Language of document :

Beroep ingesteld op 16 april 2012 - Bank Tejarat/Raad

(Zaak T-176/12)

Procestaal: Engels

Partijen

Verzoekende partij: Bank Tejarat (Teheran, Iran) (vertegenwoordigers: S. Zaiwalla, P. Reddy en F. Zaiwalla, Solicitors, D. Wyatt, QC en R. Blakeley, Barrister)

Verwerende partij: Raad van de Europese Unie

Conclusies

punt 2 van tabel I.B van bijlage I bij besluit 2012/35/GBVB van de Raad van 23 januari 2012 houdende wijziging van besluit 2010/413/GBVB betreffende beperkende maatregelen tegen Iran (PB L 19, blz. 22) nietig verklaren voor zover het op verzoekster betrekking heeft;

punt 2 van tabel I.B van bijlage I bij uitvoeringsverordening (EU) nr. 54/2012 van de Raad van 23 januari 2012 houdende uitvoering van verordening (EU) nr. 961/2010 betreffende beperkende maatregelen ten aanzien van Iran (PB L 19, blz. 1) nietig verklaren voor zover het op verzoekster betrekking heeft;

punt 105 van tabel B van bijlage IX bij verordening (EU) nr. 267/2012 van de Raad van 23 maart 2012 betreffende beperkende maatregelen ten aanzien van Iran en tot intrekking van verordening (EU) nr. 961/2010 (PB L 88, blz. 1) nietig verklaren voor zover het op verzoekster betrekking heeft;

vaststellen dat artikel 20, lid 1, van besluit 2010/413/GBVB van de Raad niet van toepassing is op verzoekster;

vaststellen dat artikel 23, lid 2, van verordening (EU) nr. 267/2012 van de Raad niet van toepassing is op verzoekster;

vaststellen dat de nietigverklaring van punt 2 van tabel I.B van bijlage I bij besluit 2012/35/GBVB van de Raad en van punt 2 van tabel I.B van bijlage I bij uitvoeringsverordening (EU) nr. 54/2012 van de Raad en van punt 105 van tabel B van bijlage IX bij verordening (EU) nr. 267/2012 van de Raad onmiddellijke werking heeft; en

verweerder verwijzen in de kosten.

Middelen en voornaamste argumenten

Ter ondersteuning van haar beroep voert verzoekster drie middelen aan.

Eerste middel.

De wezenlijke criteria voor de toepassing van de beperkende maatregelen zijn niet vervuld wat verzoekster betreft en er is geen juridische of feitelijke grondslag voor de opname op de lijst en/of de Raad heeft een kennelijke beoordelingsfout gemaakt bij het bepalen of al dan niet aan de criteria werd voldaan.

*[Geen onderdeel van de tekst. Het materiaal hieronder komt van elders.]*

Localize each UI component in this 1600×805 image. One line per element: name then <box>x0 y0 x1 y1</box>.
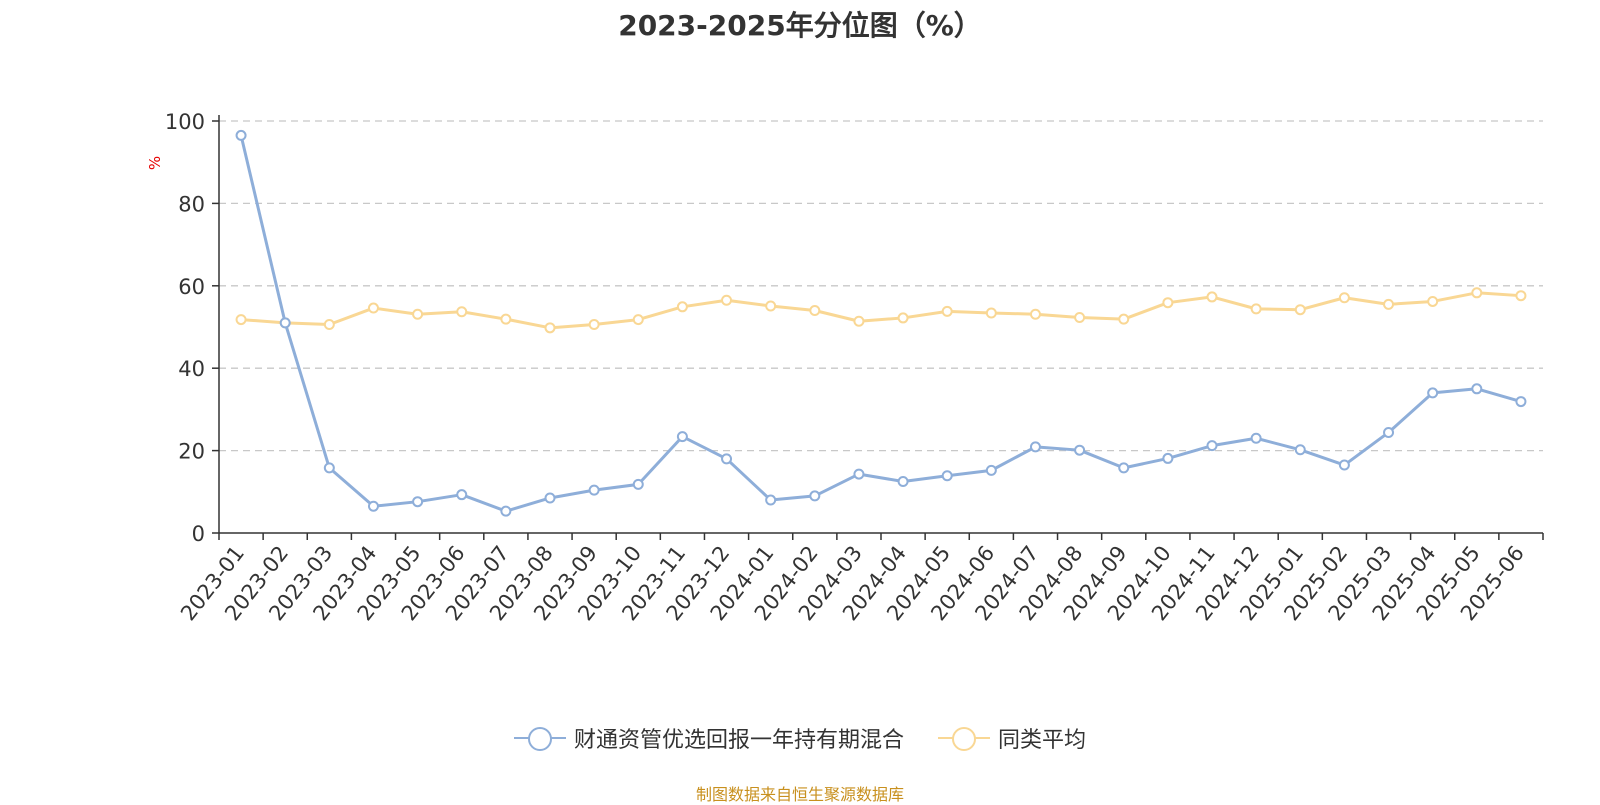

De Raad had onvoldoende bewijzen om aan te tonen dat was voldaan aan de criteria voor opname van verzoekster op de lijst en heeft dus (nog) een kennelijke beoordelingsfout gemaakt, aangezien verzoekster aan geen van de vijf criteria voor opname op de lijst voldoet die in artikel 23, lid 2, van verordening nr. 267/2012 zijn neergelegd. De Raad heeft niet het bewijs van het tegendeel geleverd.

Tweede middel.

Verzoeksters opname op de lijst vormt een schending van haar fundamentele rechten en vrijheden, inzonderheid haar recht op vrijheid van ondernemerschap en op eerbiediging van haar eigendom en/of vormt een schending van het evenredigheidsbeginsel.

Derde middel.

De Raad heeft in elk geval de vormvoorschriften geschonden, met name het voorschrift om: (a) verzoekster individueel in kennis te stellen van haar opname op de lijst, (b) een toereikende motivering te geven en (c) het recht van verdediging en het recht op een doeltreffende voorziening in rechte te eerbiedigen.